Almost 25 years ago, Phil L’Hirondelle (whose father was Cree and mother was British) and Cree elder Amy Eustergerling obtained an Environmental Youth Team grant while working together at the Aboriginal Friendship Centre in Vancouver. They used it to create a medicine wheel in VanDusen Botanical Garden and since then, every solstice and equinox, a ceremony marks the changing season and honours the cyclical nature of growth and healing.
Join us at the Medicine Wheel in VanDusen on September 18th from 12.00pm to 3.00pm for the Fall Equinox Ceremony. Learn more about how to partake here.
Vancouver Botanical Gardens Association (VBGA): What is a medicine wheel?
Phil L’Hirondelle (PH): A medicine wheel is a large circle built on the ground from stones that mark east, south, west and north to represent the body, mind, emotion and spirit. The quadrants also represent the seasons and age—the Elders taught me that from birth to 25, we’re in the spring of our lives; from 26 to 50, the summer, from 50 to 75, autumn and from 75 to 100, winter. I bring flags of different colours to the medicine wheel in VanDusen—red, yellow, black and white. I remember this old Christian song I learned when I was a kid (sings): “Red, yellow, black and white, they are precious in His sight.” They’re talking about Jesus, but we do the same kind of teachings with the medicine wheel, because every race carries a medicine.
VBGA: What happens during a medicine wheel ceremony?
PH: It’s pretty participatory.

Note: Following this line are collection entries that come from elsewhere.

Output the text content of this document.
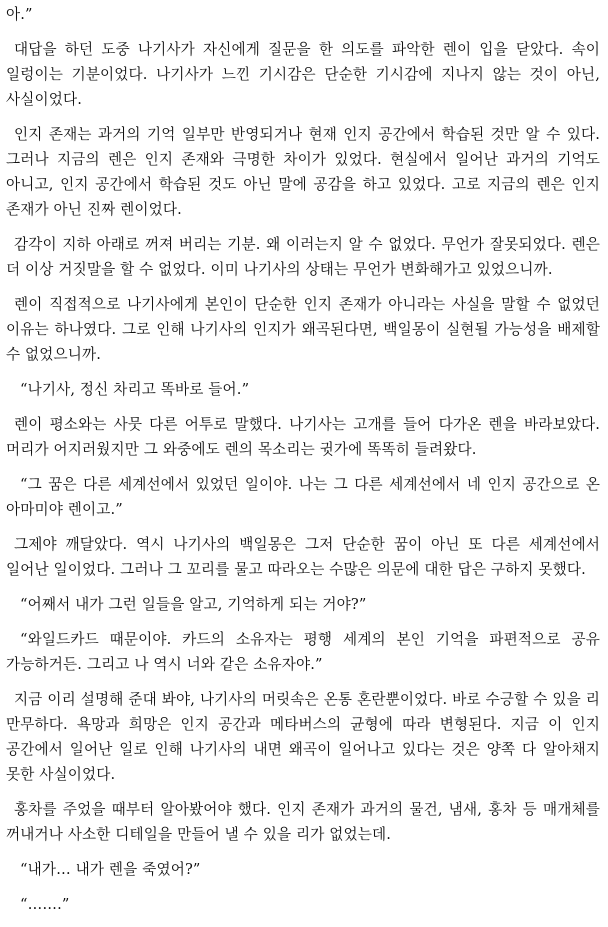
아.”

대답을 하던 도중 나기사가 자신에게 질문을 한 의도를 파악한 렌이 입을 닫았다. 속이 일렁이는 기분이었다. 나기사가 느낀 기시감은 단순한 기시감에 지나지 않는 것이 아닌, 사실이었다.

인지 존재는 과거의 기억 일부만 반영되거나 현재 인지 공간에서 학습된 것만 알 수 있다. 그러나 지금의 렌은 인지 존재와 극명한 차이가 있었다. 현실에서 일어난 과거의 기억도 아니고, 인지 공간에서 학습된 것도 아닌 말에 공감을 하고 있었다. 고로 지금의 렌은 인지 존재가 아닌 진짜 렌이었다.

감각이 지하 아래로 꺼져 버리는 기분. 왜 이러는지 알 수 없었다. 무언가 잘못되었다. 렌은 더 이상 거짓말을 할 수 없었다. 이미 나기사의 상태는 무언가 변화해가고 있었으니까.

렌이 직접적으로 나기사에게 본인이 단순한 인지 존재가 아니라는 사실을 말할 수 없었던 이유는 하나였다. 그로 인해 나기사의 인지가 왜곡된다면, 백일몽이 실현될 가능성을 배제할 수 없었으니까.

“나기사, 정신 차리고 똑바로 들어.”

렌이 평소와는 사뭇 다른 어투로 말했다. 나기사는 고개를 들어 다가온 렌을 바라보았다. 머리가 어지러웠지만 그 와중에도 렌의 목소리는 귓가에 똑똑히 들려왔다.

“그 꿈은 다른 세계선에서 있었던 일이야. 나는 그 다른 세계선에서 네 인지 공간으로 온 아마미야 렌이고.”

그제야 깨달았다. 역시 나기사의 백일몽은 그저 단순한 꿈이 아닌 또 다른 세계선에서 일어난 일이었다. 그러나 그 꼬리를 물고 따라오는 수많은 의문에 대한 답은 구하지 못했다.

“어째서 내가 그런 일들을 알고, 기억하게 되는 거야?”

“와일드카드 때문이야. 카드의 소유자는 평행 세계의 본인 기억을 파편적으로 공유 가능하거든. 그리고 나 역시 너와 같은 소유자야.”

지금 이리 설명해 준대 봐야, 나기사의 머릿속은 온통 혼란뿐이었다. 바로 수긍할 수 있을 리 만무하다. 욕망과 희망은 인지 공간과 메타버스의 균형에 따라 변형된다. 지금 이 인지 공간에서 일어난 일로 인해 나기사의 내면 왜곡이 일어나고 있다는 것은 양쪽 다 알아채지 못한 사실이었다.

홍차를 주었을 때부터 알아봤어야 했다. 인지 존재가 과거의 물건, 냄새, 홍차 등 매개체를 꺼내거나 사소한 디테일을 만들어 낼 수 있을 리가 없었는데.

“내가… 내가 렌을 죽였어?”

“…….”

People can bring some small stones to the wheel, and we also have some on hand. In the beginning, I lay some stones down in each of the four directions and do some teachings about body, mind, emotion and spirit. Those four directions touch on just about everything in a person’s life. Usually, people have something physically going on with them, and the emotional piece is a big one. It’s an area that a lot of people try to avoid, I think, in their life. So, I spend a lot of time talking about the emotional part. And of course, the mental part, all the things we read and watch and what we’re influenced by. A step beyond that is, “How do you quiet the mind to stillness?” It’s almost like a Buddhist teaching, you might say. And as we think about these four areas of our life, we think of a prayer or a word that we want to put into our stone and then we lay the stone down at the point in the medicine wheel where it belongs.
VBGA: Why do the ceremonies take place during solstices and equinoxes?
PH: The wheel is about cyclical teachings, how the spring leads to summer, to fall, to winter and back to spring again, and what we can learn from that return. We’re taught in life a lot about lineal teachings, even the way we sit in rows in school, or are taught to read from left to right. But the wheel offers teachings about the wholeness of life. I’ll use myself as an example. I’m in my 70s. So, this is the fall time of life. We call that harvest time. You know, all the seeds that you laid in your spring and summertime, they usually come to visit you in the fall. And that can be both positive and negative. The wheel is a place to recognize cyclical patterns and lay a seed for the future.
VBGA: Who introduced you to the medicine wheel?
PH: I had ended some negative habits in my life, I had stopped drinking and that’s when the teachers started to appear. Our native beliefs say that you have to clean yourself up first before the teachers will come to you. A lady named Bernice Falling Leaves introduced me to it. She was quite an amazing woman who traveled all over the world, making networks. She’d go up to Alaska and put a stone there and then she’d take a stone from Alaska down to Mexico. And she made a kind of worldwide wheel you might say. She always said, “These rock people are very alive!” Because we consider everything to be alive, and we call the stones the old record keepers.
VBGA: Who is invited to take part in the ceremony?
PH: Everybody. All ages and backgrounds. I learned about the wheel when I lived on the Prairies from my Cree Elders, but the wheel exists all over the planet. Celtic people have a wheel; the East Indian people have a wheel; the Mexicans have a wheel; the Maori have their own kind of wheel. So, the teachings can be universalized and personalized and offered to everyone, because everyone brings their own medicine to the wheel. I use myself as an example quite often because my mother was from England and my dad is Cree, so their two medicines joined. If you join us at the ceremony in VanDusen in June, you’ll come away learning about the people where you live, whose territory you’re on, and who was there first. Out where we’re living, in Chilliwack, they’ve unearthed villages that are up to 10,000 years old! You’ll come away with a better understanding of that, and it will be helpful for you in your own life as well, as far as going into your next step of your life. It’s about mapping your life and putting it in balance and harmony.